Treaty of Jassy
- The region ceded to Russia (striped)
- Type: Peace treaty
- Signed: 9 January 1792 (Gregorian cal.); 29 December 1791 (Julian cal.).
- Location: Iași, Moldavia
- Signatories: Alexander Bezborodko; Koca Yusuf Pasha;
- Parties: Russian Empire; Ottoman Empire;
- Languages: Russian, Ottoman Turkish

= Treaty of Jassy =

1792 treaty between Russia and the Ottoman Empire

The Treaty of Jassy, signed at Iași (Jassy) in Moldavia (present-day Romania), was a pact between the Russian and Ottoman Empires ending the Russo-Turkish War of 1787–92 and confirming Russia's increasing dominance in the Black Sea.

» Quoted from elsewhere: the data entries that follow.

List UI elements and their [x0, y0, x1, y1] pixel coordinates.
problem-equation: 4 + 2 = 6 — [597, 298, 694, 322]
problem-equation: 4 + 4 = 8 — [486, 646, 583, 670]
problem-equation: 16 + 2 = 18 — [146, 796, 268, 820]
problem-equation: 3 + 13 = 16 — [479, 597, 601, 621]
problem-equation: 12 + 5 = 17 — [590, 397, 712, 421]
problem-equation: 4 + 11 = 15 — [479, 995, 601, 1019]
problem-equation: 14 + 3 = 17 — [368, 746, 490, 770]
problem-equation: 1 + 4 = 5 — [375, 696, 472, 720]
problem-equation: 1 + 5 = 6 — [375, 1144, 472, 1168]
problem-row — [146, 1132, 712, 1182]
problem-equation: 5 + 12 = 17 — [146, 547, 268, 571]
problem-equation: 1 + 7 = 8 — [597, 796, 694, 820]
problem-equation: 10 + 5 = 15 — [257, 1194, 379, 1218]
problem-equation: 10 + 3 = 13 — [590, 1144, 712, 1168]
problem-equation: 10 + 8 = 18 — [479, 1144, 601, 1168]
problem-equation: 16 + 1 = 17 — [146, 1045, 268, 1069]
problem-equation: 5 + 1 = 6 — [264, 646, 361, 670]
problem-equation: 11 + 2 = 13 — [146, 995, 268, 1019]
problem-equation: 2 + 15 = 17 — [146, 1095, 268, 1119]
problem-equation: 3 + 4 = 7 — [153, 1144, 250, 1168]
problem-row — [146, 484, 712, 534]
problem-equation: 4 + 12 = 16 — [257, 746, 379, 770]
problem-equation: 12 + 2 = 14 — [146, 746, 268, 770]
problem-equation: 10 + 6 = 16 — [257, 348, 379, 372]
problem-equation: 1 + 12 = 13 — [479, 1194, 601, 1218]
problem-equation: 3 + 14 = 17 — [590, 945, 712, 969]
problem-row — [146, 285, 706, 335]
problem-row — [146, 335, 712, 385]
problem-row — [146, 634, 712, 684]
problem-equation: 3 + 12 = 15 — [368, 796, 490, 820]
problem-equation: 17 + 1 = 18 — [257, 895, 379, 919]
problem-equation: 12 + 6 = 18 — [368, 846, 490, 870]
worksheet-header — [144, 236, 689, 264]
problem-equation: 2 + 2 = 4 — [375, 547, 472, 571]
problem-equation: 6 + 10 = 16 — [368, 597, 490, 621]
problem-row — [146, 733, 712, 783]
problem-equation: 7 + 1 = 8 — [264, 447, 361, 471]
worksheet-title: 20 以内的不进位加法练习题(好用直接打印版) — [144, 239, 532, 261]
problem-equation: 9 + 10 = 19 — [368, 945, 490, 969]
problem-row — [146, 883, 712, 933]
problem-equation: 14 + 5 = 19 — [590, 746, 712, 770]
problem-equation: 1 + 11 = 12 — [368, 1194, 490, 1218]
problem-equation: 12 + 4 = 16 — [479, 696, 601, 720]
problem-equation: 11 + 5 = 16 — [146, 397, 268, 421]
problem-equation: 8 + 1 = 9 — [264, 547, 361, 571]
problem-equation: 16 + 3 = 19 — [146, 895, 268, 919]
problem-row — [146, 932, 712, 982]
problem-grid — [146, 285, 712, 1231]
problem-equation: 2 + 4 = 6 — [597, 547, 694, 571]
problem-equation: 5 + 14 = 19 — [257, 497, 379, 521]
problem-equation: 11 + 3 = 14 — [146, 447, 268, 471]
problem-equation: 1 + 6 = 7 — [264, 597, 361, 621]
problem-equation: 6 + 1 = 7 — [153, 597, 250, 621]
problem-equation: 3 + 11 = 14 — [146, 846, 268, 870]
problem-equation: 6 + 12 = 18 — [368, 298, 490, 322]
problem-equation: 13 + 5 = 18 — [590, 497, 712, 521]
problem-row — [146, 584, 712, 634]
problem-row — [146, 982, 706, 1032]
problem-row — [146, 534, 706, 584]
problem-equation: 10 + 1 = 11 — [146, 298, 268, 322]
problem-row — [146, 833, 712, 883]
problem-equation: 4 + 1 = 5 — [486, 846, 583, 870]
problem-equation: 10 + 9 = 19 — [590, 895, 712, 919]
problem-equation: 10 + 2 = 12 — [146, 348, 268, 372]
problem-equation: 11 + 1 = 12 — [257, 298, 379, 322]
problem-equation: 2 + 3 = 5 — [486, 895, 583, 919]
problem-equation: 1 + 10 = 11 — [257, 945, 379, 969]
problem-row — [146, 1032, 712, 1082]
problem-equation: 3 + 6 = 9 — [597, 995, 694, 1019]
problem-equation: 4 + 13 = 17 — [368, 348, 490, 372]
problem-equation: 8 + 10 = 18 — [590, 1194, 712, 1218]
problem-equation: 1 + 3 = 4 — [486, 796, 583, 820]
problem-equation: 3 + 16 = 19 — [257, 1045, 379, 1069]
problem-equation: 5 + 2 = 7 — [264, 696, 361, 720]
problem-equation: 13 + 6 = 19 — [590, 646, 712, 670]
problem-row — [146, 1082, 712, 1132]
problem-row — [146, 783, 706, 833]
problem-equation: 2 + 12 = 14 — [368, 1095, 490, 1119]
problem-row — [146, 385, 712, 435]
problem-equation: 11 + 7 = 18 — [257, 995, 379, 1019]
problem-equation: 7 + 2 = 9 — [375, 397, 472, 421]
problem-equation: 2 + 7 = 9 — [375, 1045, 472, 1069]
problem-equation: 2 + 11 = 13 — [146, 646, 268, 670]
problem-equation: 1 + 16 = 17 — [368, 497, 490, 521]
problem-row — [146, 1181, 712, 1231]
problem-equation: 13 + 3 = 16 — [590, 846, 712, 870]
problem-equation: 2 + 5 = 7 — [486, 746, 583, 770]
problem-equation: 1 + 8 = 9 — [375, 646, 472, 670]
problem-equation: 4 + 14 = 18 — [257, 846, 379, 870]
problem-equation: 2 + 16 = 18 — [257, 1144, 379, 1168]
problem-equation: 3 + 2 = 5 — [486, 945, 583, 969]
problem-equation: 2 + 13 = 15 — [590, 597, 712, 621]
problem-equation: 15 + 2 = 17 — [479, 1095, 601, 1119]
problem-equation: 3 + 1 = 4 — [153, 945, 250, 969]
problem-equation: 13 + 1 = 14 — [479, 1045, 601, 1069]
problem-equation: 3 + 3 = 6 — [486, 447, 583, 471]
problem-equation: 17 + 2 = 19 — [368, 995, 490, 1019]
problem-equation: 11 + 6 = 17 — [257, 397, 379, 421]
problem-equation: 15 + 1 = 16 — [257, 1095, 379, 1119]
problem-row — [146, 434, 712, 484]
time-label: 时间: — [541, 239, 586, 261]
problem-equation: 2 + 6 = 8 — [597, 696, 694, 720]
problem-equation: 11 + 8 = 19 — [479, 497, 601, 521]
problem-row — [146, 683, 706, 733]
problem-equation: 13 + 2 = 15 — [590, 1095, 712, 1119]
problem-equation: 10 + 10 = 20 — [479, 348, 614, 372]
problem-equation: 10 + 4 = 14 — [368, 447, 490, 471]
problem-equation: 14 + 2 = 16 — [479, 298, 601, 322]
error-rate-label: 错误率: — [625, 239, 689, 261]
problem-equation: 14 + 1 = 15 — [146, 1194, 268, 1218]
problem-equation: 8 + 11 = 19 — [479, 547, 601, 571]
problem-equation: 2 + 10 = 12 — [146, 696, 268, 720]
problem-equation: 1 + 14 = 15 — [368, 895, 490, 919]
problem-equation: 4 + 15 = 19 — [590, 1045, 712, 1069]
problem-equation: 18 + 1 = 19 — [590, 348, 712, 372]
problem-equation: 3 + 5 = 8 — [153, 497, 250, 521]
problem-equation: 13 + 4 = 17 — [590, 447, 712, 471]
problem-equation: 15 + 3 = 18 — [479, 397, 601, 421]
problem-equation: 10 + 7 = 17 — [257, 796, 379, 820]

The treaty was signed on 9 January 1792 (O.S.: 29 December 1791) by Grand Vizier Koca Yusuf Pasha and Prince Bezborodko (who had succeeded Prince Potemkin as the head of the Russian delegation when Potemkin died). It confirmed the Treaty of Küçük Kaynarca of 1774, wherein the Ottomans had ceded suzerainty over the Crimean Khanate to Russia. Yedisan (the territory between the Dniester and the Southern Bug rivers) was transferred to Russia, establishing the Dniester as the Russo-Turkish frontier in Europe, while leaving the Asiatic frontier (Kuban River) unchanged. The Ottomans also acknowledged Georgia (the Kingdom of Kartli-Kakheti) as a Russian protectorate.

The signing of peace was strongly influenced by the storming of the Ottoman fortress of Izmail by commander Alexander Vasilyevich Suvorov-Rymniksky.